Viele Eltern reagieren auch mit Scham und sind wütend über sich selbst, weil sie es nicht verhindern konnten oder nicht gut genug darauf geachtet haben, was ihr Kind im Netz macht. Zusammenhalt und Aufklärung ist der Schlüssel, damit es bei einem einmaligen Vorfall bleibt.
Wichtig ist, vor allem Kinder nicht alleine im Netz surfen zu lassen. Eltern sollten sich gemeinsam mit dem Kind an den Computer setzen und passende Angebote heraussuchen. Dem Kind über die Schulter zu schauen und interessiert an dessen Online-Kontakten zu sein, ist kein Fehler. Bei Jugendlichen sieht das natürlich etwas anders aus: Dieser Altersgruppe ist die Privatsphäre sehr wichtig. Sobald Sie hier als Eltern zu forsch vorgehen, könnte Ihr Kind erst recht versuchen, online im Geheimen unterwegs zu sein.
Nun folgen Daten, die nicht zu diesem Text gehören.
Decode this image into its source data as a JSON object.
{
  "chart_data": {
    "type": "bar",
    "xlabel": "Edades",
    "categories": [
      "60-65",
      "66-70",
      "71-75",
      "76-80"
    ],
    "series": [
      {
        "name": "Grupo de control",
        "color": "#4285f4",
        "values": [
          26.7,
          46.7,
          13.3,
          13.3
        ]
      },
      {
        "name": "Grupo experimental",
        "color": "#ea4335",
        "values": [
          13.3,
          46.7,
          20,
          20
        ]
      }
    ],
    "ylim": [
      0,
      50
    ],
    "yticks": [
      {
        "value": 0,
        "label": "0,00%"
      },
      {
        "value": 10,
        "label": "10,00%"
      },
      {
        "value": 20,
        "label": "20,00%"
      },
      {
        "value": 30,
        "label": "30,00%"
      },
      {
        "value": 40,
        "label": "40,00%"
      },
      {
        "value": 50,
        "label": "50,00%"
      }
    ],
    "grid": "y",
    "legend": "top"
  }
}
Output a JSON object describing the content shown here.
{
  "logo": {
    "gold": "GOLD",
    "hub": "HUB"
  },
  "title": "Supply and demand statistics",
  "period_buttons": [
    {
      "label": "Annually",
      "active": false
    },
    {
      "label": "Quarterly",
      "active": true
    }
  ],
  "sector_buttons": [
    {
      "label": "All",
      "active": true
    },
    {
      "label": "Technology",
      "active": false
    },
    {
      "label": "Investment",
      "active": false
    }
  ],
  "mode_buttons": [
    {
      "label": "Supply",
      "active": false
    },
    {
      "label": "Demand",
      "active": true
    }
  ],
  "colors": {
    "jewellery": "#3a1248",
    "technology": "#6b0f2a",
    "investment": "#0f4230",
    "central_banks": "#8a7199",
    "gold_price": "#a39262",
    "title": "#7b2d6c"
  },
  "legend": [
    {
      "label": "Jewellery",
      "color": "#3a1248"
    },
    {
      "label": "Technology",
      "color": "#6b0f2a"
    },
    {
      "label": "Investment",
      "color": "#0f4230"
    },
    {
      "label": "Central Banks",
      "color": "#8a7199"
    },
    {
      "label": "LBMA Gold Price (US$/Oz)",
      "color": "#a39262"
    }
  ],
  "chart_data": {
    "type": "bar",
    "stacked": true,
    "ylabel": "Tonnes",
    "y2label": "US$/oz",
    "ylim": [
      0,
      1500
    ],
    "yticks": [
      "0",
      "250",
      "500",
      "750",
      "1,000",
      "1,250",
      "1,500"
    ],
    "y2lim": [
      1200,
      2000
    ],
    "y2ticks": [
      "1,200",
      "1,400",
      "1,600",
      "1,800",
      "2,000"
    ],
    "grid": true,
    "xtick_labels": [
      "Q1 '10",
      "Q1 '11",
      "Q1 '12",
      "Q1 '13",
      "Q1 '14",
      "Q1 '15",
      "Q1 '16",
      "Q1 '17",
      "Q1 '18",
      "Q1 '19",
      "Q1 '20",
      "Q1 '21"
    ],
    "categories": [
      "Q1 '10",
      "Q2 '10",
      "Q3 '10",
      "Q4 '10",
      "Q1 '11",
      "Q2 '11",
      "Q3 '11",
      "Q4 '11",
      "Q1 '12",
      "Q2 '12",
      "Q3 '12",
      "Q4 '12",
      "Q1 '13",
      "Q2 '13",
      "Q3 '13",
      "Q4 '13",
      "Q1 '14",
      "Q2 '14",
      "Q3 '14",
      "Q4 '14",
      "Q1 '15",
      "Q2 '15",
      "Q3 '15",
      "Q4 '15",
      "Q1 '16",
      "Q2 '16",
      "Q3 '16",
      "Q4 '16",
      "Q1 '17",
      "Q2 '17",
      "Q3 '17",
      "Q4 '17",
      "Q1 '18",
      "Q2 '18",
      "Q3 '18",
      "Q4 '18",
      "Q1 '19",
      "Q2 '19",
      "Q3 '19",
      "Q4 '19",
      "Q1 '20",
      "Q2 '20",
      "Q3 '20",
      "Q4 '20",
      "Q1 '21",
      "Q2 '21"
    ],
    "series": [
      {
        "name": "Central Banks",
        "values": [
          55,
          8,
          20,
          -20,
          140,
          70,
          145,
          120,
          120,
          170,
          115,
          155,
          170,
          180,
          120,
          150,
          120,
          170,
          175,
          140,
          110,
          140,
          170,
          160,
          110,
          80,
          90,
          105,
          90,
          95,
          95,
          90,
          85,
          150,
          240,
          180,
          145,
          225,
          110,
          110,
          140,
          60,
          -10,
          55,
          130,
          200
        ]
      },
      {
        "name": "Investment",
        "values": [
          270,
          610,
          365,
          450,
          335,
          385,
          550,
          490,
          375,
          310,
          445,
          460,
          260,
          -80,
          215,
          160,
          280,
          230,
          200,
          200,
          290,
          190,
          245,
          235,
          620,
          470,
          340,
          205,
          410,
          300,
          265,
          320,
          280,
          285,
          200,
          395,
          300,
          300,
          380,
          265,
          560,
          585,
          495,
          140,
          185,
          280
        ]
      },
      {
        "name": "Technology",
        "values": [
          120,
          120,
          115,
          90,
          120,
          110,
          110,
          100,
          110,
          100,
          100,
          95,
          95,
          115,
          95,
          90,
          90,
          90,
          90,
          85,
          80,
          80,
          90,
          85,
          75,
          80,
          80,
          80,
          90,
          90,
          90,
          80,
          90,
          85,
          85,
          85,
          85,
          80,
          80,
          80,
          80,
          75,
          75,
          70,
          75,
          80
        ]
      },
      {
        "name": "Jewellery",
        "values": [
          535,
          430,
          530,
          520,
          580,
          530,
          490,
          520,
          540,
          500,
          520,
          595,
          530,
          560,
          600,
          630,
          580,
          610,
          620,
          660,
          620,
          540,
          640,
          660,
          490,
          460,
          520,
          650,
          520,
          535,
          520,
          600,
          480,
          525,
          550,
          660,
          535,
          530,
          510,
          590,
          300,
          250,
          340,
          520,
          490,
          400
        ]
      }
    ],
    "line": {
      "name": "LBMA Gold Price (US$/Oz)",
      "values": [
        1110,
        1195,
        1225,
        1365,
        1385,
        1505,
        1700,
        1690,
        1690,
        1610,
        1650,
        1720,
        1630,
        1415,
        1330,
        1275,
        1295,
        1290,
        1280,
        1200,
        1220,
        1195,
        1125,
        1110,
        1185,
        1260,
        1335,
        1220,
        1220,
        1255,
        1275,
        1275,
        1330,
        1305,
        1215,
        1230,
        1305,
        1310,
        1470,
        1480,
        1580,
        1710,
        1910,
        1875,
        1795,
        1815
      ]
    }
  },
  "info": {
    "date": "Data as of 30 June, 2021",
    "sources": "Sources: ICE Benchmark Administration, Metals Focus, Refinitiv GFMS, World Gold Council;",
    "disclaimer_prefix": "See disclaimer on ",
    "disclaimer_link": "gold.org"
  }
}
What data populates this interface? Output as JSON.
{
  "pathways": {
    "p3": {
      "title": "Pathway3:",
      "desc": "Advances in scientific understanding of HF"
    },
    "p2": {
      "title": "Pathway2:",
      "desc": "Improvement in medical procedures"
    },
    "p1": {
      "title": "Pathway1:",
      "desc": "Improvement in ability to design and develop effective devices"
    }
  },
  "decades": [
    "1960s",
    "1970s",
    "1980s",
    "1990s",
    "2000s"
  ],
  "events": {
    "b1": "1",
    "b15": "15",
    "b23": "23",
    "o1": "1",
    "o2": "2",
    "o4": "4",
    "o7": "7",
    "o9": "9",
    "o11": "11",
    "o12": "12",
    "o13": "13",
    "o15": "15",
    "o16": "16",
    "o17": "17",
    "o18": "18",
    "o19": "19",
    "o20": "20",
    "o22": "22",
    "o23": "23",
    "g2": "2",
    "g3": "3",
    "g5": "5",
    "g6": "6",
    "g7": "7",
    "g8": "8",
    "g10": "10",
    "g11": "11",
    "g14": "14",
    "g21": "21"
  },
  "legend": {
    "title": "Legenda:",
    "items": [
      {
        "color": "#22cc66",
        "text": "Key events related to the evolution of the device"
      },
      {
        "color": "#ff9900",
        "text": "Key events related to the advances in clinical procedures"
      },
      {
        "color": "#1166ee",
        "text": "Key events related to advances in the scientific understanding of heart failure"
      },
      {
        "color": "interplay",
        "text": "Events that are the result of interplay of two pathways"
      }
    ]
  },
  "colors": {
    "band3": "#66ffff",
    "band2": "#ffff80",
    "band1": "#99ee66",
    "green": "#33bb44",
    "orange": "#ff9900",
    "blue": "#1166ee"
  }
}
Erklären Sie Ihrem Kind, wie es in den sozialen Netzwerken Menschen blockieren und melden kann. Sagen Sie ihm, dass es die Verbindung zu einem Online-Kontakt abbrechen soll, sobald es sich unwohl fühlt.
Sie sollten Ihrem Kind immer signalisieren, dass Sie ein offenes Ohr haben und vollkommen vorurteilsfrei an mögliche Probleme herangehen. So kann sich das Kind sicher sein, dass es keine Angst haben muss, mit Ihnen über mögliche Vorfälle zu sprechen.
Daten schützen und Computer einrichten
Auch wenn Cybergrooming nie zu 100% ausgeschlossen werden kann, gibt es einige Möglichkeiten, das Risiko zu verringern. Neben einer guten Aufklärung und Sensibilisierung sollte der Computer entsprechend eingerichtet sein. Die folgenden Tipps lassen sich sofort und unkompliziert umsetzen:
- Die Nutzung von Pseudonymen. Erklären Sie Ihrem Kind, warum es zu keinem Zeitpunkt persönliche Daten preisgeben soll.
- Abkleben der Webcam. Die Webcam sollte von Ihrem Kind niemals unbeaufsichtigt benutzt werden. Kleben Sie diese ab, wenn sie nicht benutzt wird, da sich Hacker:innen jederzeit und unbemerkt Zugriff verschaffen und so die Webcam einschalten können.
- Websites sperren. Websites, die ausschließlich für Erwachsene geeignet sind, sollten Kinder nicht sehen. Mittlerweile gibt es eine Vielzahl von Kinderschutzprogrammen, mit denen nur noch ausgewählte Websites geöffnet werden können.
Cybergrooming lässt sich durch Software und Programme nur schwer vermeiden. Sobald Ihre Kinder mit dem Internet in Berührung kommen, besteht ein Risiko, auf Täter:innen zu stoßen. Deshalb sind die Aufklärung und Sensibilisierung die wichtigsten Aufgaben, um Ihr Kind vor dieser Form von Übergriffen zu schützen.